The distance of time makes castles blurry outlines. All of this muscular, brutal war making and persecution is fossilized and candy coated in our minds, becomes acceptable because it’s in the distant past. Castles  become “quaint”. Long before Disney movies, stone towers and fortresses worked their way into fun/scary stories for children and adult tourists and gawkers.


Sleeping Beauty once lay comatose here.

If we must—for the sake of educating girls—stop glamorizing Sleeping Beauty, shouldn’t we also stop romanticizing castles? Or only some castles? Should some of them even be taken down? Which ones? The movement to take down Confederate memorials in the U.S. has given an extra shove to the movement to topple symbols of slavery and colonialism in Europe. I can’t say that I am either for or against #CancelCulture. I think the meaning of that tag is still being formed. It does raise some interesting questions.

The trophy house of an eighteenth century slave trader is an obvious target. But why stop there? What about the fortifications the Normans built when they colonized England? Why keep any reminders of war and oppression? Some historians would argue that the encastleation of Europe was itself a kind of slow death. The end of community, of the commonweal. Castles mean the appropriation of the land for the benefit of the few.

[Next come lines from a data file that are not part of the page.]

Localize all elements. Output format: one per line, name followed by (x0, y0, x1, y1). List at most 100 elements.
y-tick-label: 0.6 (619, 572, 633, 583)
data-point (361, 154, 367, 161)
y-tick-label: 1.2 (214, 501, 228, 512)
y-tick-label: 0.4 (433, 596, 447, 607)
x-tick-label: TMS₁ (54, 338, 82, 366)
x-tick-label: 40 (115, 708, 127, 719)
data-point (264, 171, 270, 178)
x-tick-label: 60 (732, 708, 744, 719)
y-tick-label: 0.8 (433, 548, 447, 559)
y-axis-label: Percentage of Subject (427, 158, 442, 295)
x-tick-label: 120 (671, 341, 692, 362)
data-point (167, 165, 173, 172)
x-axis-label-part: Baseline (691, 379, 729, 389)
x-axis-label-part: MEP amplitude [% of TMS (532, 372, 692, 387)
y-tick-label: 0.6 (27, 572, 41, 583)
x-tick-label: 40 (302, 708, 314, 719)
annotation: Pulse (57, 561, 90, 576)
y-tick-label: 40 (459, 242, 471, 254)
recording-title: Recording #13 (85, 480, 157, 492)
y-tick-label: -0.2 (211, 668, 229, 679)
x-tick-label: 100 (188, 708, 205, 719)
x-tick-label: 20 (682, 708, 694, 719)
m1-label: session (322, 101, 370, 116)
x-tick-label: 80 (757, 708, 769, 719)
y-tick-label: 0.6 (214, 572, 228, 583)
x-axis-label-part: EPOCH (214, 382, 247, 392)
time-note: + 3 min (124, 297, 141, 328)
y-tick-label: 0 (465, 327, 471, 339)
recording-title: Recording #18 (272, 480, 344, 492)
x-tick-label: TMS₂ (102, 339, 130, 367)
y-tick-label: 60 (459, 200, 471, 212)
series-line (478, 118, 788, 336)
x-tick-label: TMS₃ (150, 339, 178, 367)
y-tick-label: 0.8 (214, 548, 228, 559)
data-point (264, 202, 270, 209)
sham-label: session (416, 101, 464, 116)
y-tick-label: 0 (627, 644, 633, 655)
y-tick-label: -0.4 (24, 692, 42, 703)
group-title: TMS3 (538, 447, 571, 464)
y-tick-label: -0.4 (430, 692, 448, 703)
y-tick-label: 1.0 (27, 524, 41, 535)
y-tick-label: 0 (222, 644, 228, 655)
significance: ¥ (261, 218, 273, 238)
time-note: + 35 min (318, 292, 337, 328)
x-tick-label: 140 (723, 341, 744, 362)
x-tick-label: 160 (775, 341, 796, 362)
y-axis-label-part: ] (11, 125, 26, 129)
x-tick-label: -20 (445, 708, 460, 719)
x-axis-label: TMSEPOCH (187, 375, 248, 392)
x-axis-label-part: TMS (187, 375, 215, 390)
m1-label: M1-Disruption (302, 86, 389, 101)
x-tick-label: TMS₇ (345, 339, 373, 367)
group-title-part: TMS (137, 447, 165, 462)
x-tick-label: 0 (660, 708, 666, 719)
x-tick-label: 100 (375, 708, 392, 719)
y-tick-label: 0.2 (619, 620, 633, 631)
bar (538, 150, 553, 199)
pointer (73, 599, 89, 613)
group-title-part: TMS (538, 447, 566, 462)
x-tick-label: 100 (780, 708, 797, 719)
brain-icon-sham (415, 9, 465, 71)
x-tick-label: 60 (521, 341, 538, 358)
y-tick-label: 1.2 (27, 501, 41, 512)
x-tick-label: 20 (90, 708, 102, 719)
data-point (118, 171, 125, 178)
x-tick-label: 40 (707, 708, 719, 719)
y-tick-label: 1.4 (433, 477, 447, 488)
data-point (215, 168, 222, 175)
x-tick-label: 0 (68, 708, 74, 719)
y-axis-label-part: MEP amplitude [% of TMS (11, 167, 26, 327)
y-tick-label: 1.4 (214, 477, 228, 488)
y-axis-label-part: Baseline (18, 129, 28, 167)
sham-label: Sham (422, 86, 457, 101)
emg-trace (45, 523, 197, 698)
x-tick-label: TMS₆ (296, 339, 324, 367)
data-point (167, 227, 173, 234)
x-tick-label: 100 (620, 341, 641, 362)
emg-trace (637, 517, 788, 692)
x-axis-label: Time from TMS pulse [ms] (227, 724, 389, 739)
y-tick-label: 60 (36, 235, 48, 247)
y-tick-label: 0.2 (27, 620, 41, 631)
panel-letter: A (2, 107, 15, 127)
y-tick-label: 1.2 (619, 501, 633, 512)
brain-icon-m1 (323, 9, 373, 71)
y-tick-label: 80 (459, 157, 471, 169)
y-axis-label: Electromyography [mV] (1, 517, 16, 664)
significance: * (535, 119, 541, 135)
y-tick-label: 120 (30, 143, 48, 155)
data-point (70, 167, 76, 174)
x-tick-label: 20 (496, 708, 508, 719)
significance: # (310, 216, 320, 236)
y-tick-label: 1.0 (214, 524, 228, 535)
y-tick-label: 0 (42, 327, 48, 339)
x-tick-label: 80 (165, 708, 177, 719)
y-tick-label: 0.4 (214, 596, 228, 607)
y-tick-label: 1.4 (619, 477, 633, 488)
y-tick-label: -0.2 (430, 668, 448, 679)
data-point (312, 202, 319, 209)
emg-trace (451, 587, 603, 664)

Back to the Hexenturm. What to do with this thing that is too heavy to move and too much trouble to demolish but sits right in the middle of some busy part of town? It’s like the somewhat ugly urn a relative once gave you. You don’t ask what’s in it, you just pass it down to the next generation who will have to figure out what to do with it. So they kept the tower in Spangenberg and made it into a backdrop for a playground. (Nothing sinister here!)

There. Now I’ve ruined your European vacation, even if it was only something you enjoyed on the internet. I’ll leave you with one more thought, so we all might be able to save face the next time we catch ourselves admiring some ancient stone ruin.

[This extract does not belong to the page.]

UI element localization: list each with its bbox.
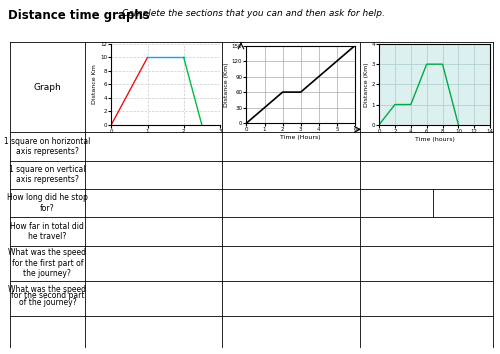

What draws us to wood and stone? Perhaps the ‘just right’ feeling of natural materials and the human touch and thought so evident there: a gesture, a motion captured forever. Something like that must also be there in concrete and linoleum but so much harder to perceive, muffled. Things made by hand are different. Many of us have a sense of awe and astonishment when we walk into a cathedral. Being married to a stone carver I feel this awe too and something else: a feeling of closeness to the men who worked there. Tears come to my eyes when I understand just what went into making something like this. Constant toil but also pride, duty, fellowship. These are awe-inspiring places but also warm, familiar, heart-stirring. Human hands—with chisel and mallet—made this, all of this. I feel the same way looking at any stone wall. Someone carefully planned this construction and put these stones into place. The same is true for the palaces of the one-percenters. Allow yourself to admire these structures; there’s a good chance they were not built by prisoners or the enslaved but regular joes of centuries past.

solidly middle class

Solidly middle class. A not untypical town hall.

Admiration for workmanship is the right attitude that will allow you to “go there” and wonder what can be built to last that was not born out of fear or greed. A stone cottage, perhaps. Let’s start here.  The same care and skill needed to build a castle but on a more Everyman scale. Nearby, a stout and rustically beautiful spring house. Perhaps a stone bridge. From there, you can see your way to the half-timbered houses and stables of the prosperous farmers. That sits well with you. Okay. Next stop is the town hall, tolerably opulent. Notice the elaborate wood carvings and count the slate shingles—these were never cheap.  There you might stop and begin to have questions, doubts, some uneasiness. You can sense money and power starting to gather itself up into piles. Look up and you see the castle looking down on the town.

Don’t cancel the castle yet—but think about where it comes from and what it stands for.